Il Sappe critica l’ amministrazione penitenziaria definendola “inefficiente ed irresponsabile. Diciamo ciò poiché è inconcepibile che, a quasi due anni, dalla rocambolesca evasione  di 73 detenuti che ha fatto il giro del mondo, nessun intervento concreto è stato posto in essere dal Dap per ridare al carcere foggiano sicurezza e legalità. Infatti a tutt’oggi a Foggia il personale di polizia penitenziaria -continua Pilagatti- invece di essere rafforzato è diminuito, il dirigente del carcere è rimasto da solo senza alcun aiuto e, cosa ancora più grave, non si è data legalità al carcere poiché in questi due anni si sono alternati più responsabili della sicurezza, che hanno lasciato in grande difficoltà i poliziotti che non hanno avuto certezze operative. Anche i detenuti, che dopo il tragico evento furono sfollati, sono ritornati sempre più spavaldi poiché si rendono conto dell’arretramento dello Stato che non ha posto in essere alcuna misura a tutela della sicurezza e legalità del penitenziario del capoluogo dauno e dei suoi lavoratori”.

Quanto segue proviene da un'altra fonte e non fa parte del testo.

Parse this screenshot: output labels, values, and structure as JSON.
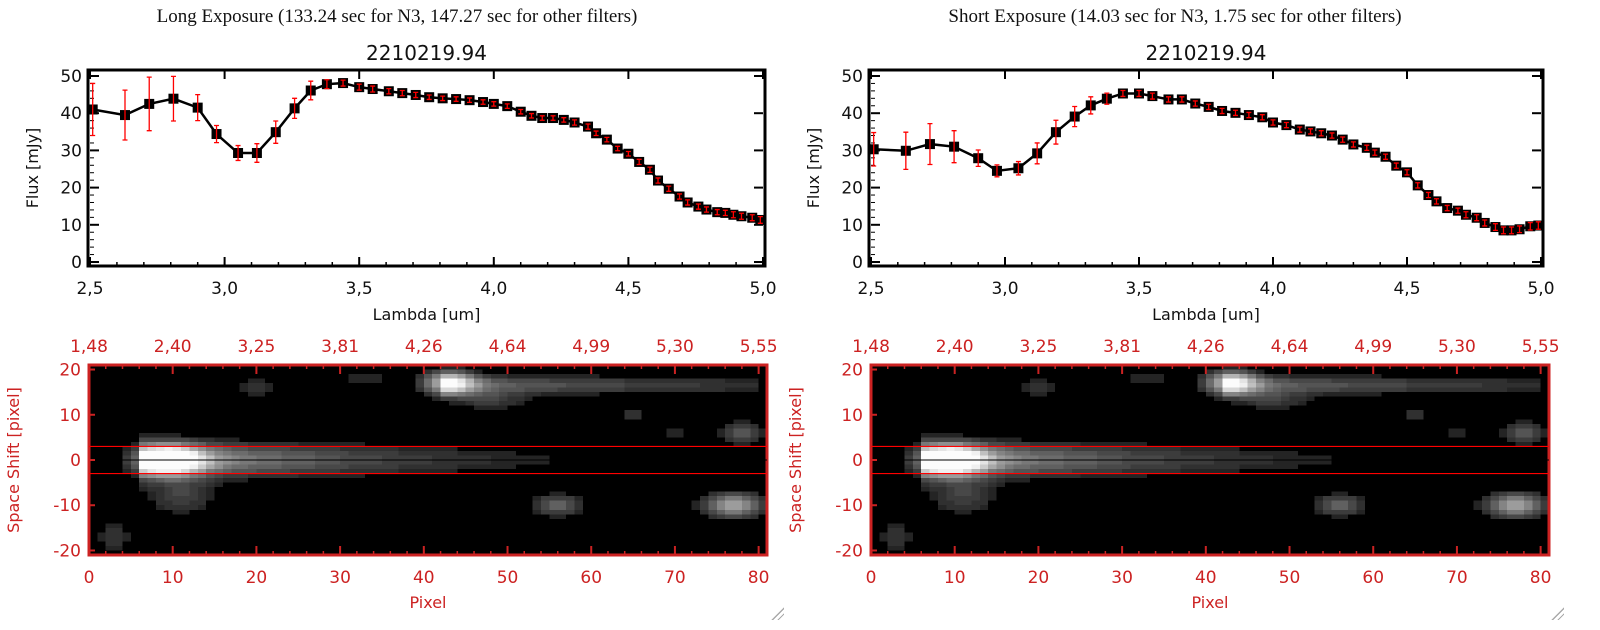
{
  "colors": {
    "axis": "#000000",
    "errorbar": "#ff0000",
    "image_axis": "#cc2222",
    "extraction_lines": "#ff0000",
    "center_line": "#000000"
  },
  "panels": [
    {
      "heading": "Long Exposure (133.24 sec for N3, 147.27 sec for other filters)"
    },
    {
      "heading": "Short Exposure (14.03 sec for N3, 1.75 sec for other filters)"
    }
  ],
  "chart_data": [
    {
      "type": "line",
      "title": "2210219.94",
      "xlabel": "Lambda [um]",
      "ylabel": "Flux [mJy]",
      "xlim": [
        2.5,
        5.0
      ],
      "ylim": [
        0,
        50
      ],
      "xticks": [
        "2,5",
        "3,0",
        "3,5",
        "4,0",
        "4,5",
        "5,0"
      ],
      "xtick_values": [
        2.5,
        3.0,
        3.5,
        4.0,
        4.5,
        5.0
      ],
      "yticks": [
        "0",
        "10",
        "20",
        "30",
        "40",
        "50"
      ],
      "ytick_values": [
        0,
        10,
        20,
        30,
        40,
        50
      ],
      "x": [
        2.51,
        2.63,
        2.72,
        2.81,
        2.9,
        2.97,
        3.05,
        3.12,
        3.19,
        3.26,
        3.32,
        3.38,
        3.44,
        3.5,
        3.55,
        3.61,
        3.66,
        3.71,
        3.76,
        3.81,
        3.86,
        3.91,
        3.96,
        4.0,
        4.05,
        4.1,
        4.14,
        4.18,
        4.22,
        4.26,
        4.3,
        4.35,
        4.38,
        4.42,
        4.46,
        4.5,
        4.54,
        4.58,
        4.61,
        4.65,
        4.69,
        4.72,
        4.76,
        4.79,
        4.83,
        4.86,
        4.89,
        4.92,
        4.96,
        4.99
      ],
      "y": [
        41.0,
        39.5,
        42.5,
        43.9,
        41.5,
        34.4,
        29.3,
        29.3,
        34.9,
        41.3,
        46.1,
        47.8,
        48.1,
        47.0,
        46.5,
        45.9,
        45.4,
        44.9,
        44.3,
        44.0,
        43.8,
        43.5,
        43.0,
        42.5,
        41.9,
        40.4,
        39.3,
        38.7,
        38.7,
        38.2,
        37.5,
        36.4,
        34.6,
        32.9,
        30.5,
        29.1,
        26.9,
        24.8,
        21.9,
        19.7,
        17.6,
        16.0,
        14.9,
        14.1,
        13.4,
        13.2,
        12.7,
        12.3,
        11.9,
        11.3
      ],
      "yerr": [
        7.0,
        6.7,
        7.2,
        6.0,
        3.5,
        2.3,
        2.0,
        2.5,
        3.0,
        2.7,
        2.5,
        1.2,
        0.8,
        0.8,
        0.8,
        0.7,
        0.7,
        0.7,
        0.6,
        0.6,
        0.6,
        0.6,
        0.6,
        0.6,
        0.6,
        0.6,
        0.6,
        0.6,
        0.6,
        0.6,
        0.7,
        0.7,
        0.6,
        0.6,
        0.6,
        0.6,
        0.7,
        0.7,
        0.7,
        0.7,
        0.7,
        0.7,
        0.7,
        0.7,
        0.7,
        0.7,
        0.8,
        0.8,
        0.8,
        0.9
      ]
    },
    {
      "type": "line",
      "title": "2210219.94",
      "xlabel": "Lambda [um]",
      "ylabel": "Flux [mJy]",
      "xlim": [
        2.5,
        5.0
      ],
      "ylim": [
        0,
        50
      ],
      "xticks": [
        "2,5",
        "3,0",
        "3,5",
        "4,0",
        "4,5",
        "5,0"
      ],
      "xtick_values": [
        2.5,
        3.0,
        3.5,
        4.0,
        4.5,
        5.0
      ],
      "yticks": [
        "0",
        "10",
        "20",
        "30",
        "40",
        "50"
      ],
      "ytick_values": [
        0,
        10,
        20,
        30,
        40,
        50
      ],
      "x": [
        2.51,
        2.63,
        2.72,
        2.81,
        2.9,
        2.97,
        3.05,
        3.12,
        3.19,
        3.26,
        3.32,
        3.38,
        3.44,
        3.5,
        3.55,
        3.61,
        3.66,
        3.71,
        3.76,
        3.81,
        3.86,
        3.91,
        3.96,
        4.0,
        4.05,
        4.1,
        4.14,
        4.18,
        4.22,
        4.26,
        4.3,
        4.35,
        4.38,
        4.42,
        4.46,
        4.5,
        4.54,
        4.58,
        4.61,
        4.65,
        4.69,
        4.72,
        4.76,
        4.79,
        4.83,
        4.86,
        4.89,
        4.92,
        4.96,
        4.99
      ],
      "y": [
        30.3,
        29.9,
        31.7,
        31.0,
        27.9,
        24.5,
        25.2,
        29.2,
        34.9,
        39.1,
        42.1,
        43.9,
        45.3,
        45.3,
        44.6,
        43.7,
        43.7,
        42.6,
        41.7,
        40.6,
        40.1,
        39.5,
        38.9,
        37.5,
        36.8,
        35.6,
        35.1,
        34.6,
        34.0,
        32.9,
        31.6,
        30.7,
        29.4,
        28.3,
        25.9,
        24.1,
        20.6,
        18.0,
        16.3,
        14.5,
        13.8,
        12.7,
        11.9,
        10.5,
        9.4,
        8.5,
        8.5,
        8.8,
        9.6,
        9.8
      ],
      "yerr": [
        4.5,
        5.0,
        5.5,
        4.3,
        2.2,
        1.6,
        1.8,
        2.8,
        3.2,
        2.7,
        2.3,
        1.5,
        0.8,
        0.8,
        0.8,
        0.7,
        0.7,
        0.7,
        0.7,
        0.7,
        0.7,
        0.7,
        0.7,
        0.7,
        0.7,
        0.7,
        0.7,
        0.7,
        0.7,
        0.7,
        0.7,
        0.7,
        0.7,
        0.7,
        0.7,
        0.7,
        0.7,
        0.7,
        0.7,
        0.7,
        0.7,
        0.8,
        0.8,
        0.8,
        0.9,
        0.9,
        0.9,
        0.9,
        1.0,
        1.0
      ]
    },
    {
      "type": "heatmap",
      "xlabel": "Pixel",
      "ylabel": "Space Shift [pixel]",
      "xlim": [
        0,
        81
      ],
      "ylim": [
        -21,
        21
      ],
      "xticks": [
        "0",
        "10",
        "20",
        "30",
        "40",
        "50",
        "60",
        "70",
        "80"
      ],
      "xtick_values": [
        0,
        10,
        20,
        30,
        40,
        50,
        60,
        70,
        80
      ],
      "top_ticks": [
        "1,48",
        "2,40",
        "3,25",
        "3,81",
        "4,26",
        "4,64",
        "4,99",
        "5,30",
        "5,55"
      ],
      "yticks": [
        "-20",
        "-10",
        "0",
        "10",
        "20"
      ],
      "ytick_values": [
        -20,
        -10,
        0,
        10,
        20
      ],
      "extraction_lines": [
        -3,
        3
      ],
      "center_line": 0,
      "colormap": "grayscale"
    },
    {
      "type": "heatmap",
      "xlabel": "Pixel",
      "ylabel": "Space Shift [pixel]",
      "xlim": [
        0,
        81
      ],
      "ylim": [
        -21,
        21
      ],
      "xticks": [
        "0",
        "10",
        "20",
        "30",
        "40",
        "50",
        "60",
        "70",
        "80"
      ],
      "xtick_values": [
        0,
        10,
        20,
        30,
        40,
        50,
        60,
        70,
        80
      ],
      "top_ticks": [
        "1,48",
        "2,40",
        "3,25",
        "3,81",
        "4,26",
        "4,64",
        "4,99",
        "5,30",
        "5,55"
      ],
      "yticks": [
        "-20",
        "-10",
        "0",
        "10",
        "20"
      ],
      "ytick_values": [
        -20,
        -10,
        0,
        10,
        20
      ],
      "extraction_lines": [
        -3,
        3
      ],
      "center_line": 0,
      "colormap": "grayscale"
    }
  ]
}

Proprio per questo il segretario generale del Sappe, Donato Capece, ha ritenuto di fare una visita urgente in alcune delle carceri più in difficoltà come Foggia, Taranto, Lecce, nonché sentire i dirigenti degli altri penitenziari pugliesi (Bari, Brindisi, Trani, Turi ecc.ecc.,) in previsione dell’incontro che avrà  nei giorni prossimi con i vertici del Dap (dipartimento amministrazione penitenziaria) e poi con il sottosegretario alla giustizia Francesco Paolo Sisto, ”per rappresentare le gravi criticità delle carceri pugliesi -continua Pilagatti- che sono le più penalizzate con un sovraffollamento di detenuti che sfiora il 40% a differenza del 10% nazionale e con il rapporto detenuto/agente più basso della nazione”.

“In questa situazione di degrado generale -sottolinea- ci  rimettono anche tutti quei detenuti che vogliono rientrare nella società in ossequio al dettato costituzionale, ma che non ci riescono sia per mancanza di figure come educatori, assistenti sociali ecc. ecc., sia perché sopraffatti dai detenuti più facinorosi e prepotenti che li tengono sotto scacco con minacce ed altro, facendo leva proprio sulla carenza di controlli, poiché i poliziotti sono lasciati soli nelle sezioni detentivo e si trovano a gestire più posti di servizio contemporaneamente”.